Nowa cena drugiej linii tramwajowej została wynegocjowana w Sądzie Polubownym przy Prokuratorii Generalnej RP. Blisko 580 mln złotych to koszt sześciu kilometrów torowiska z jego infrastrukturą na ulicach: Wilczyńskiego, Krasickiego, Synów Pułku, Wyszyńskiego i al. Piłsudskiego oraz węzeł przesiadkowy przy Wysokiej Bramie.
I jakby tego było mało w olsztyńskim ratuszu coraz głośniej o pomyśle budowy kolejnej linii tramwajowej. Tym razem z Jarot ulicą Wilczyńskiego. A to wszystko w sytuacji, kiedy nie działa linia, która miała dowodzić studentów z okolic Galerii Warmińskiej do Kortowa.
Topienie pieniędzy w liniach tramwajowych jest okazją do przypomnienia, jaką politykę komunikacyjną prowadzi miasto pod rządami Grzymowicza. Olsztyn stał się symbolem utraty szans zarówno na tworzenie przestrzeni metropolitalnej, jak i związanej z nią kolei aglomeracyjnej.

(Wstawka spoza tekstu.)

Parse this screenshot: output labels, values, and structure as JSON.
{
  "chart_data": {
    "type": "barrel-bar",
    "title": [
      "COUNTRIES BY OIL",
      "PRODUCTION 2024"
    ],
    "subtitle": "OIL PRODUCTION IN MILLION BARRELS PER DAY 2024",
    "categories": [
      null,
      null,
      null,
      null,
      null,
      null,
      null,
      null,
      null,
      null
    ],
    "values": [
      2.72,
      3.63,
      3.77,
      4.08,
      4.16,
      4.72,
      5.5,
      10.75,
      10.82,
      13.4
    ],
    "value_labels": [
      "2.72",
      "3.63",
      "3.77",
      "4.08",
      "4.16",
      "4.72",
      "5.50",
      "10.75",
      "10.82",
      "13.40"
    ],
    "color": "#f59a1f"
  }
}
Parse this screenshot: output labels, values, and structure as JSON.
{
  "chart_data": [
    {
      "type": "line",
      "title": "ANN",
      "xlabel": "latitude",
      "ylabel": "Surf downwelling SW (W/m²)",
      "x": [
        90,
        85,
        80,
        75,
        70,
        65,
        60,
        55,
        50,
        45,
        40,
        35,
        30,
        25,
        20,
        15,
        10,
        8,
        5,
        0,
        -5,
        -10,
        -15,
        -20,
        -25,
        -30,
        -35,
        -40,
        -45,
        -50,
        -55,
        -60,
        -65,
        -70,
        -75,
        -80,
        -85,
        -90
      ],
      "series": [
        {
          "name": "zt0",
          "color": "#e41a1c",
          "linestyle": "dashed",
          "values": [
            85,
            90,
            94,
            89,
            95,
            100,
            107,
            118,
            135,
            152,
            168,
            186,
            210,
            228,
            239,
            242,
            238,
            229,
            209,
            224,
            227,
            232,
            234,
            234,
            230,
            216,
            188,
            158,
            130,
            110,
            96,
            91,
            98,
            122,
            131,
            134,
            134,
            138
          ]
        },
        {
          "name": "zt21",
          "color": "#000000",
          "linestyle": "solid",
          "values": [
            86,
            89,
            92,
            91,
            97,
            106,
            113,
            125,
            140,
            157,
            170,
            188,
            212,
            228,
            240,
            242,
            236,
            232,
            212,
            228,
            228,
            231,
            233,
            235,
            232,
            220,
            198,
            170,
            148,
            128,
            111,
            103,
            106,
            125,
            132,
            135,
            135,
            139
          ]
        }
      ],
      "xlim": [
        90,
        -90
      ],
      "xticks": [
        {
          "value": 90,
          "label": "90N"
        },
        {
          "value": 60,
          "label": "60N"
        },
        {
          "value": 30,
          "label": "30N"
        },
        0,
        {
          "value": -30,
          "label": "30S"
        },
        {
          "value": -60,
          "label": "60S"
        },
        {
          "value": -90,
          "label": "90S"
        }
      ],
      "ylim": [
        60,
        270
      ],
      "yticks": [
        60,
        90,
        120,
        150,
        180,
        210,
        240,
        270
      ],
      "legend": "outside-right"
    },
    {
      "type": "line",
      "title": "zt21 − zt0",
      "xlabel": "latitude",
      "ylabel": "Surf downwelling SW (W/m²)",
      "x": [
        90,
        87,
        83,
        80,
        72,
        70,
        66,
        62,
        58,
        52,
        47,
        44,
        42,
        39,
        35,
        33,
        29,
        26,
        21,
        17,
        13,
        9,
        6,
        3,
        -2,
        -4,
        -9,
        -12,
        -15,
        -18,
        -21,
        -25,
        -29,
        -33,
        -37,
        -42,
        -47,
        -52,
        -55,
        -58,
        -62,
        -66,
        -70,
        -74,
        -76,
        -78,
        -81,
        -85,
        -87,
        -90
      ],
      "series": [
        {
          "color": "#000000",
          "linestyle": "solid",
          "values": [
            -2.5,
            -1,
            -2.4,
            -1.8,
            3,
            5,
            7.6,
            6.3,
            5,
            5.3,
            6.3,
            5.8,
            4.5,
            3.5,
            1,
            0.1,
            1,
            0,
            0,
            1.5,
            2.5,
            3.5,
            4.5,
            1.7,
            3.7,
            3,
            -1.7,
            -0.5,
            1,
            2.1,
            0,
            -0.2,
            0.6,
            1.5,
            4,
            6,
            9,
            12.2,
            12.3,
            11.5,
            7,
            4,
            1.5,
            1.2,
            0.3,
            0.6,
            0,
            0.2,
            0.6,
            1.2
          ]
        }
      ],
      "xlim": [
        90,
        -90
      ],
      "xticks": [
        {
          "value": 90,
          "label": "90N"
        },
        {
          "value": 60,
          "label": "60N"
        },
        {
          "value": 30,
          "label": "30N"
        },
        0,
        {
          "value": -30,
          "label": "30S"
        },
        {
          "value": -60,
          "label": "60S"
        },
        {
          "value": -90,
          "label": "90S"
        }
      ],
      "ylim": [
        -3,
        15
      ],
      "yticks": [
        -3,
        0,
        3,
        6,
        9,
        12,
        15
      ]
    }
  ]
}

O szansie na stworzenie takiej komunikacji jest przekonany m.in. prezes Spółki PKP Polskie Linie Kolejowe Ireneusz Merchel. Dwa miesiące temu, na spotkaniu zorganizowanym przez Fundację im. Piotra Poleskiego i Akademickiego Klubu Obywatelskiego im. Lecha Kaczyńskiego prezes PLK przypomniał działania sprzed kilku lat.
— Proponowaliśmy uruchomienie kolei aglomeracyjnej, która zapewni sprawny transport z miejscowości w promieniu 30-50 kilometrów od Olsztyna. Miasto musiało wyłożyć jedynie kilkaset tysięcy złotych własnego wkładu. Usłyszeliśmy, że Olsztyn nie ma pieniędzy na ten cel — przypomniał Ireneusz Merchel.
Zamiast w kolej aglomeracyjną — która dałaby szybki i tani dojazd mieszkańcom m.in. Bartąga, Marcinkowa, Naterek i Barczewa, czy Olsztynka, Dobrego Miasta, Czerwonki i Biskupca Reszelskiego, a także m.in. z Nidzicy, Morga, Szczytna czy Iławy — Olsztyn zainwestował w rozbudowę komunikacji miejskiej, a konkretnie w budowę i uruchomienie linii tramwajowych.
O tym, jak dogodnym rozwiązaniem jest kolej aglomeracyjna, która nie wymaga tak potężnych inwestycji jak tramwaje, świadczy połączenie linią kolejową z Gutkowa. Można nią w kwadrans dotrzeć do centrum. Warto też przypomnieć, że Spółka PKP Polskie Linie Kolejowe już rok temu oddała do użytku trzy nowe przystanki: Olsztyn Redykajny, Olsztyn Likusy oraz Olsztyn Jezioro Ukiel.